20 devices in 45 seconds: Automated Bug Hunting in IoT Devices
Security researchers tasked to review code or binaries – even aided by existing static analysis tools, fuzzers, and grep – face too much attack surface to effectively analyze for bugs in their 60 hours a week, or even their lifetime. This talk presents a novel program analysis tool tailored for embedded devices.
We explain the fundamentals of program analysis as it relates to vulnerability discovery and demonstrate the discovery of new vulnerabilities, as well as ones that were previously found by manual analysis, in 20 IoT devices.
Inspired by the theme of “20 Devices in 45 Minutes” by the exploitee.rs crew sharing their manual analysis of a number of IoT devices, we wanted to scale this via program analysis techniques. We’ll apply our tooling on some of those same devices to show how these known issues can be found automatically or even augment a human when triaging bugs.
Attendees will learn the importance of bug class patterns, variable range recovery, and information flow analysis as it relates to determining bug efficacy on embedded devices.
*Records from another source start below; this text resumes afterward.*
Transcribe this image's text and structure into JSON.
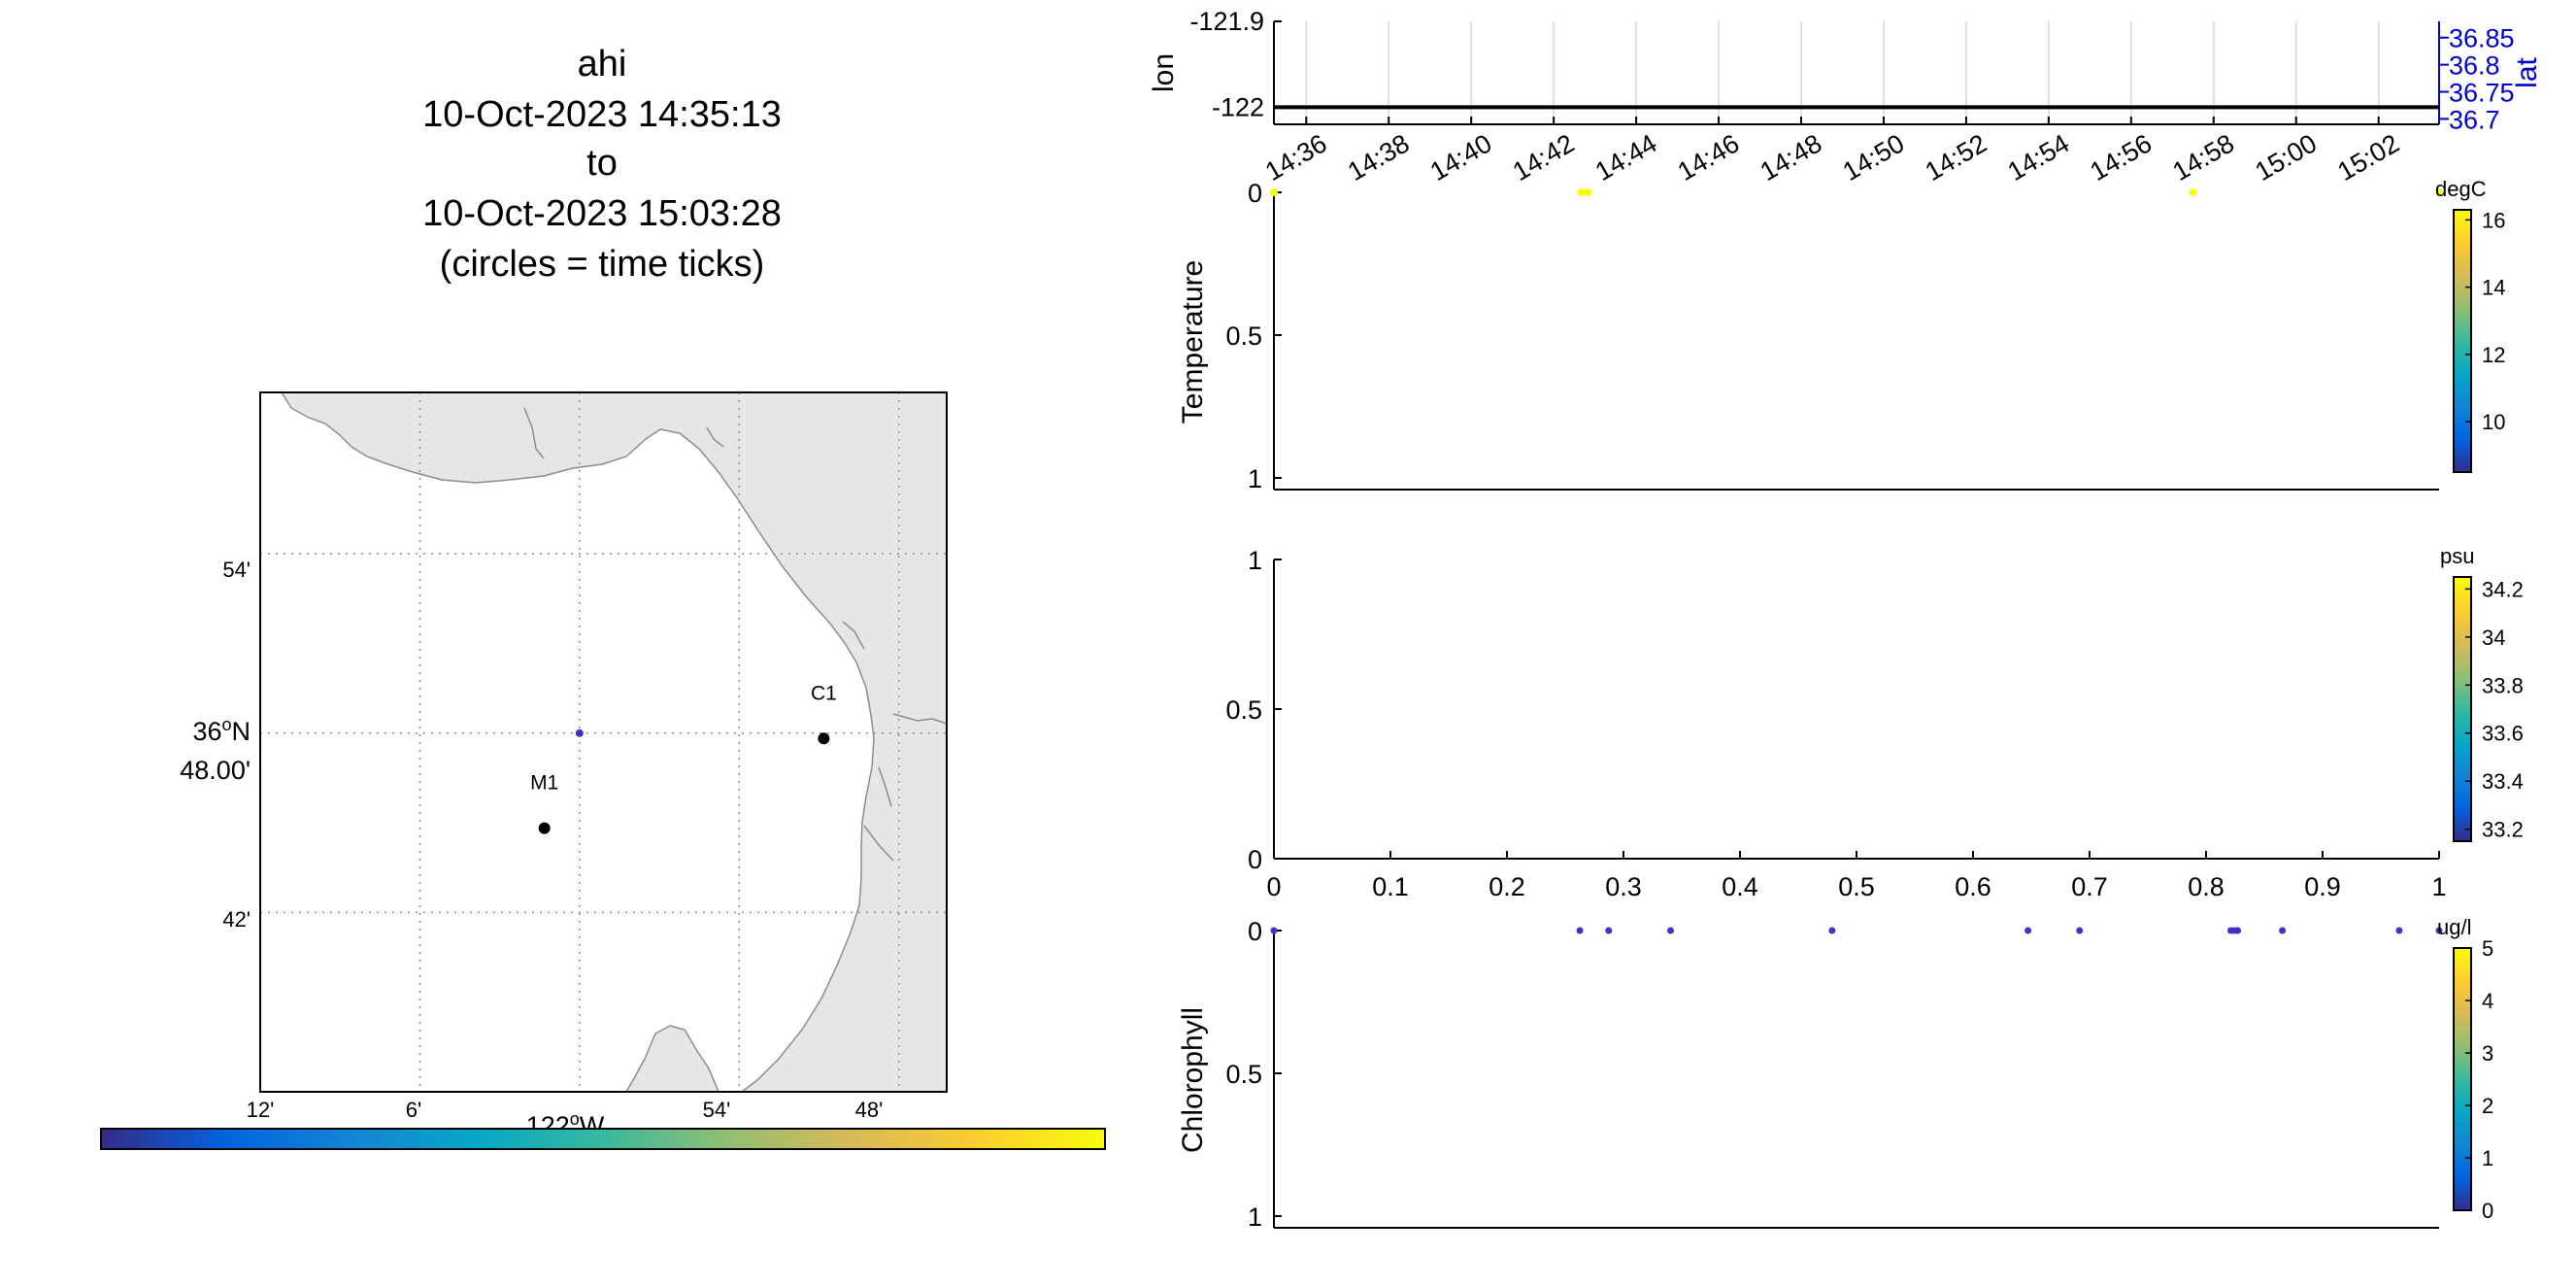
{
  "title": {
    "lines": [
      "ahi",
      "10-Oct-2023 14:35:13",
      "to",
      "10-Oct-2023 15:03:28",
      "(circles = time ticks)"
    ]
  },
  "colors": {
    "land": "#e6e6e6",
    "coast": "#8c8c8c",
    "grid": "#8c8c8c",
    "track": "#3f32cc",
    "axis_blue": "#0000cc",
    "parula": [
      "#352a87",
      "#0363e1",
      "#1485d4",
      "#06a7c6",
      "#38b99e",
      "#92bf73",
      "#d9ba56",
      "#fcce2e",
      "#f9fb0e"
    ]
  },
  "map": {
    "lat_ticks": [
      "54'",
      "48.00'",
      "42'"
    ],
    "lat_degree_label": "36",
    "lat_degree_suffix": "N",
    "lon_ticks": [
      "12'",
      "6'",
      "54'",
      "48'"
    ],
    "lon_degree_label": "122",
    "lon_degree_suffix": "W",
    "stations": [
      {
        "name": "C1",
        "lat": 36.797,
        "lon": -121.847
      },
      {
        "name": "M1",
        "lat": 36.747,
        "lon": -122.022
      }
    ],
    "track_point": {
      "lat": 36.8,
      "lon": -122.0
    }
  },
  "chart_data": [
    {
      "id": "lonlat",
      "type": "line",
      "ylabel": "lon",
      "y2label": "lat",
      "ylim": [
        -122.02,
        -121.9
      ],
      "yticks": [
        "-121.9",
        "-122"
      ],
      "y2ticks": [
        "36.85",
        "36.8",
        "36.75",
        "36.7"
      ],
      "xlim": [
        "14:35:13",
        "15:03:28"
      ],
      "xticks": [
        "14:36",
        "14:38",
        "14:40",
        "14:42",
        "14:44",
        "14:46",
        "14:48",
        "14:50",
        "14:52",
        "14:54",
        "14:56",
        "14:58",
        "15:00",
        "15:02"
      ],
      "series": [
        {
          "values": [
            -122,
            -122
          ]
        }
      ],
      "grid": true
    },
    {
      "id": "temperature",
      "type": "scatter",
      "ylabel": "Temperature",
      "ylim": [
        0,
        1
      ],
      "yticks": [
        "0",
        "0.5",
        "1"
      ],
      "y_reversed": true,
      "colorbar": {
        "unit": "degC",
        "ticks": [
          "16",
          "14",
          "12",
          "10"
        ],
        "range": [
          8.5,
          16.3
        ]
      },
      "points": [
        {
          "t": "14:35:13",
          "depth": 0
        },
        {
          "t": "14:42:40",
          "depth": 0
        },
        {
          "t": "14:42:50",
          "depth": 0
        },
        {
          "t": "14:57:30",
          "depth": 0
        },
        {
          "t": "15:03:28",
          "depth": 0
        }
      ]
    },
    {
      "id": "salinity",
      "type": "scatter",
      "ylabel": "",
      "ylim": [
        0,
        1
      ],
      "yticks": [
        "1",
        "0.5",
        "0"
      ],
      "xticks": [
        "0",
        "0.1",
        "0.2",
        "0.3",
        "0.4",
        "0.5",
        "0.6",
        "0.7",
        "0.8",
        "0.9",
        "1"
      ],
      "colorbar": {
        "unit": "psu",
        "ticks": [
          "34.2",
          "34",
          "33.8",
          "33.6",
          "33.4",
          "33.2"
        ],
        "range": [
          33.15,
          34.25
        ]
      },
      "points": []
    },
    {
      "id": "chlorophyll",
      "type": "scatter",
      "ylabel": "Chlorophyll",
      "ylim": [
        0,
        1
      ],
      "yticks": [
        "0",
        "0.5",
        "1"
      ],
      "y_reversed": true,
      "colorbar": {
        "unit": "ug/l",
        "ticks": [
          "5",
          "4",
          "3",
          "2",
          "1",
          "0"
        ],
        "range": [
          0,
          5
        ]
      },
      "points": [
        {
          "t": "14:35:13",
          "depth": 0
        },
        {
          "t": "14:42:38",
          "depth": 0
        },
        {
          "t": "14:43:20",
          "depth": 0
        },
        {
          "t": "14:44:50",
          "depth": 0
        },
        {
          "t": "14:48:45",
          "depth": 0
        },
        {
          "t": "14:53:30",
          "depth": 0
        },
        {
          "t": "14:54:45",
          "depth": 0
        },
        {
          "t": "14:58:25",
          "depth": 0
        },
        {
          "t": "14:58:30",
          "depth": 0
        },
        {
          "t": "14:58:35",
          "depth": 0
        },
        {
          "t": "14:59:40",
          "depth": 0
        },
        {
          "t": "15:02:30",
          "depth": 0
        },
        {
          "t": "15:03:28",
          "depth": 0
        }
      ]
    }
  ]
}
We will discuss challenges with architectures where the tooling support is weaker, such as lifting of MIPS binaries – and briefly cover some examples of the solutions we have contributed to improve these public tools as part of preparing for this talk.
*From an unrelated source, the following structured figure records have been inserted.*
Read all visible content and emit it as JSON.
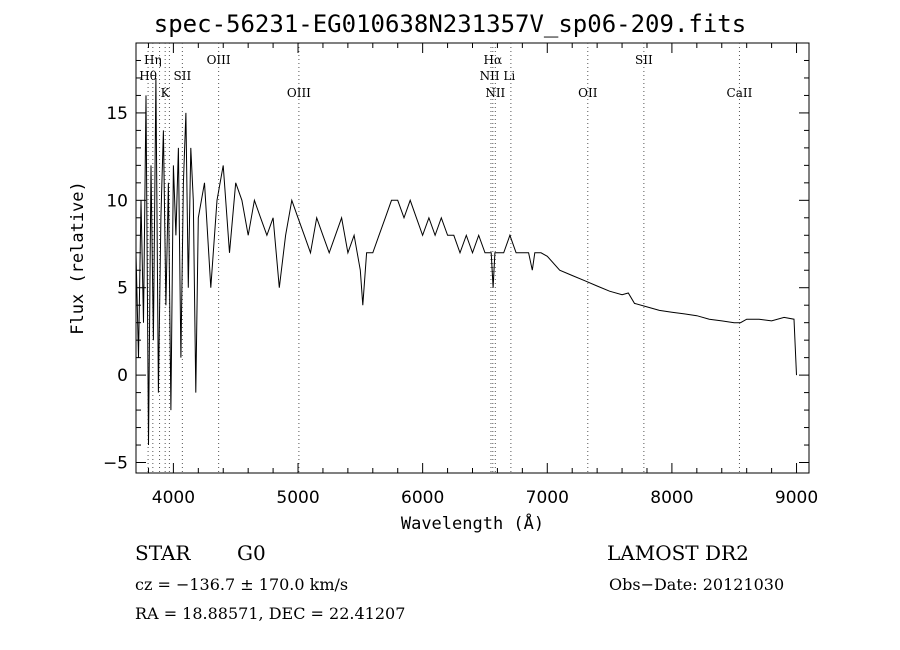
{
  "chart_data": {
    "type": "line",
    "title": "spec-56231-EG010638N231357V_sp06-209.fits",
    "xlabel": "Wavelength (Å)",
    "ylabel": "Flux (relative)",
    "xlim": [
      3700,
      9100
    ],
    "ylim": [
      -5.6,
      19
    ],
    "xticks": [
      4000,
      5000,
      6000,
      7000,
      8000,
      9000
    ],
    "xtick_labels": [
      "4000",
      "5000",
      "6000",
      "7000",
      "8000",
      "9000"
    ],
    "yticks": [
      -5,
      0,
      5,
      10,
      15
    ],
    "ytick_labels": [
      "−5",
      "0",
      "5",
      "10",
      "15"
    ],
    "grid": false,
    "series": [
      {
        "name": "spectrum",
        "x": [
          3700,
          3720,
          3740,
          3760,
          3780,
          3800,
          3820,
          3840,
          3860,
          3880,
          3900,
          3920,
          3940,
          3960,
          3980,
          4000,
          4020,
          4040,
          4060,
          4080,
          4100,
          4120,
          4140,
          4160,
          4180,
          4200,
          4250,
          4300,
          4350,
          4400,
          4450,
          4500,
          4550,
          4600,
          4650,
          4700,
          4750,
          4800,
          4850,
          4900,
          4950,
          5000,
          5050,
          5100,
          5150,
          5200,
          5250,
          5300,
          5350,
          5400,
          5450,
          5500,
          5520,
          5550,
          5600,
          5650,
          5700,
          5750,
          5800,
          5850,
          5900,
          5950,
          6000,
          6050,
          6100,
          6150,
          6200,
          6250,
          6300,
          6350,
          6400,
          6450,
          6500,
          6550,
          6565,
          6580,
          6600,
          6650,
          6700,
          6750,
          6800,
          6850,
          6880,
          6900,
          6950,
          7000,
          7100,
          7200,
          7300,
          7400,
          7500,
          7600,
          7650,
          7700,
          7800,
          7900,
          8000,
          8100,
          8200,
          8300,
          8400,
          8500,
          8550,
          8600,
          8700,
          8800,
          8900,
          8980,
          9000
        ],
        "y": [
          7,
          1,
          10,
          3,
          16,
          -4,
          12,
          2,
          17,
          -1,
          9,
          14,
          4,
          11,
          -2,
          12,
          8,
          13,
          1,
          11,
          15,
          5,
          13,
          10,
          -1,
          9,
          11,
          5,
          10,
          12,
          7,
          11,
          10,
          8,
          10,
          9,
          8,
          9,
          5,
          8,
          10,
          9,
          8,
          7,
          9,
          8,
          7,
          8,
          9,
          7,
          8,
          6,
          4,
          7,
          7,
          8,
          9,
          10,
          10,
          9,
          10,
          9,
          8,
          9,
          8,
          9,
          8,
          8,
          7,
          8,
          7,
          8,
          7,
          7,
          5,
          7,
          7,
          7,
          8,
          7,
          7,
          7,
          6,
          7,
          7,
          6.8,
          6,
          5.7,
          5.4,
          5.1,
          4.8,
          4.6,
          4.7,
          4.1,
          3.9,
          3.7,
          3.6,
          3.5,
          3.4,
          3.2,
          3.1,
          3.0,
          3.0,
          3.2,
          3.2,
          3.1,
          3.3,
          3.2,
          0
        ]
      }
    ],
    "lines": [
      {
        "name": "Hη",
        "wavelength": 3835,
        "row": 1
      },
      {
        "name": "Hθ",
        "wavelength": 3797,
        "row": 2
      },
      {
        "name": "SII",
        "wavelength": 4072,
        "row": 2
      },
      {
        "name": "K",
        "wavelength": 3934,
        "row": 3
      },
      {
        "name": "OIII",
        "wavelength": 4363,
        "row": 1
      },
      {
        "name": "OIII",
        "wavelength": 5007,
        "row": 3
      },
      {
        "name": "Hα",
        "wavelength": 6563,
        "row": 1
      },
      {
        "name": "NII Li",
        "wavelength": 6600,
        "row": 2
      },
      {
        "name": "NII",
        "wavelength": 6583,
        "row": 3
      },
      {
        "name": "OII",
        "wavelength": 7325,
        "row": 3
      },
      {
        "name": "SII",
        "wavelength": 7775,
        "row": 1
      },
      {
        "name": "CaII",
        "wavelength": 8542,
        "row": 3
      }
    ],
    "dotted_lines": [
      3797,
      3835,
      3889,
      3934,
      3968,
      4072,
      4363,
      5007,
      6548,
      6563,
      6583,
      6708,
      7325,
      7775,
      8542
    ]
  },
  "footer": {
    "class_label": "STAR",
    "subclass": "G0",
    "survey": "LAMOST DR2",
    "cz": "cz = −136.7 ± 170.0 km/s",
    "obs_date": "Obs−Date: 20121030",
    "coords": "RA =  18.88571, DEC =  22.41207"
  }
}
Recognizing the challenges faced in conducting security evaluations at scale, we will discuss how both automated and augmented analysis is the future for helping empower companies to evaluate such issues effectively.
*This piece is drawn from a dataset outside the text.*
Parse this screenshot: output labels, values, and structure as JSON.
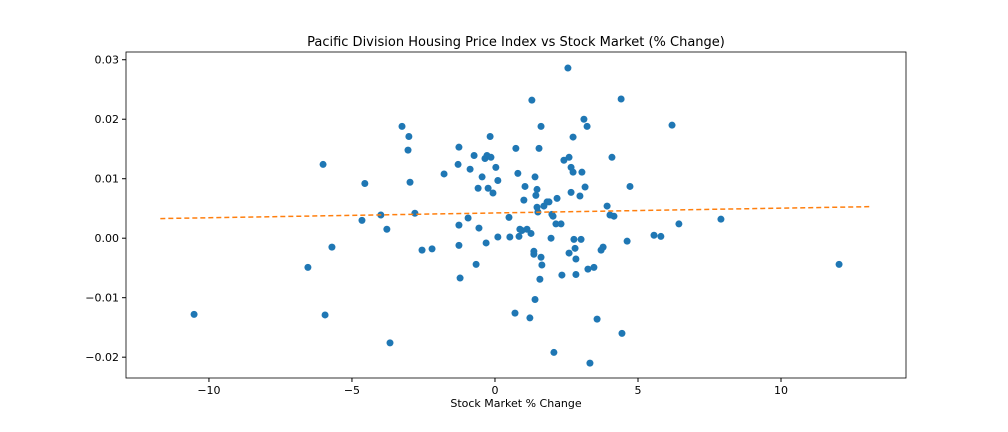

Ryan is a security researcher focused on embedded systems, low-power radio protocols, and automated analysis. He reverse engineers embedded systems to identify security issues and helps clients build more secure systems. He develops automated tooling to assist with finding vulnerabilities in embedded systems. Ryan has spoken at a number of conferences and published peer-reviewed articles, and edits for the journal PoC||GTFO.
Sophia develops automated tooling to assist vulnerability discovery. A graduate of RPI, Sophia earned her MS on exploiting CPU optimizations, which later assisted in the development of Spectre/Meltdown. Sophia has spoken at dozens of conferences, sits on the PC for WOOT and SummerCon, and is the NYU Hacker in Residence.